Ia telah diingatkan berkali-kali oleh kelompok sepuh seusianya yang sebenarnya pada awal Orde Baru berdiri, berperan besar mendukungnya dan menutupi segala sejarah kelamnya. Namun ia jalan terus, hingga pada titik balik Peristiwa Dietje ini. Di mana secara kasat, ia lebih membela kepentingan keluarganya, ia menjalankan 12 tahun masa selanjutnya hanya sebagai "Bapak Yang Baik"!

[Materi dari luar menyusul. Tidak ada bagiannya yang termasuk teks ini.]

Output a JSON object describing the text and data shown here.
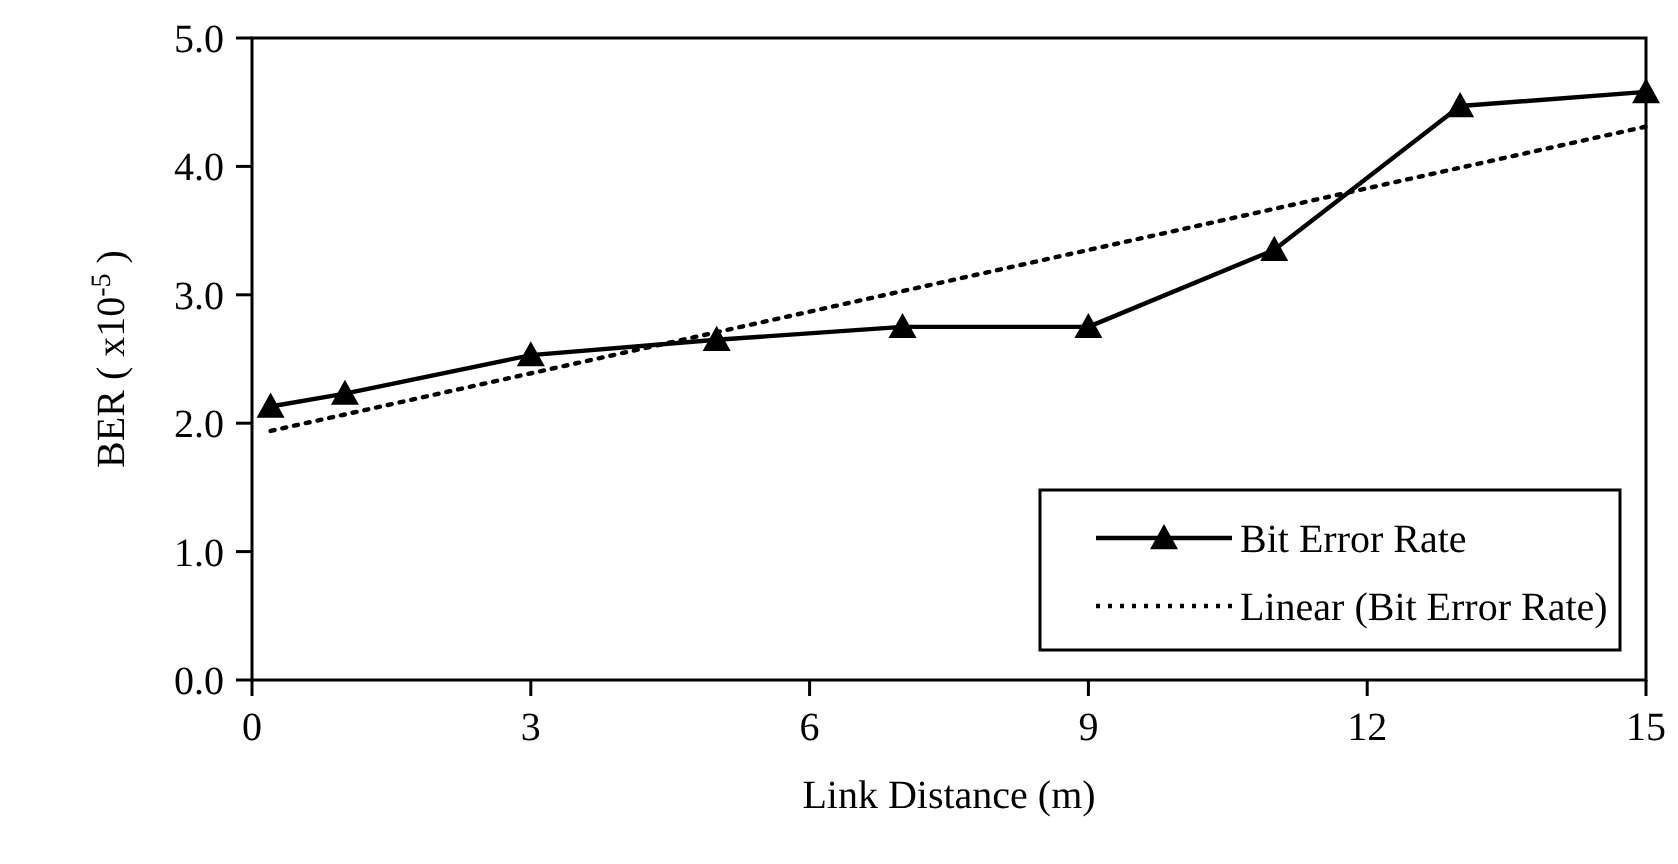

Pelajaran apa yang didapat oleh Keluarga Cendana: sejak peristiwa itu, tak terjadi lagi upaya "bersih-berish yang jorok dan sembrono". Konon bila terjadi kasus yang sama, mereka yang dianggap berkhianat atau membahayakan kepentingan mereka langsung dibuang ke kolam ikan. Kok cuma kolam ikan? Kolam ikannya besar sekali, seluas laut di Kepulauan Seribu, tempat Si Babeh menjalankan hobbynya mancing ikan.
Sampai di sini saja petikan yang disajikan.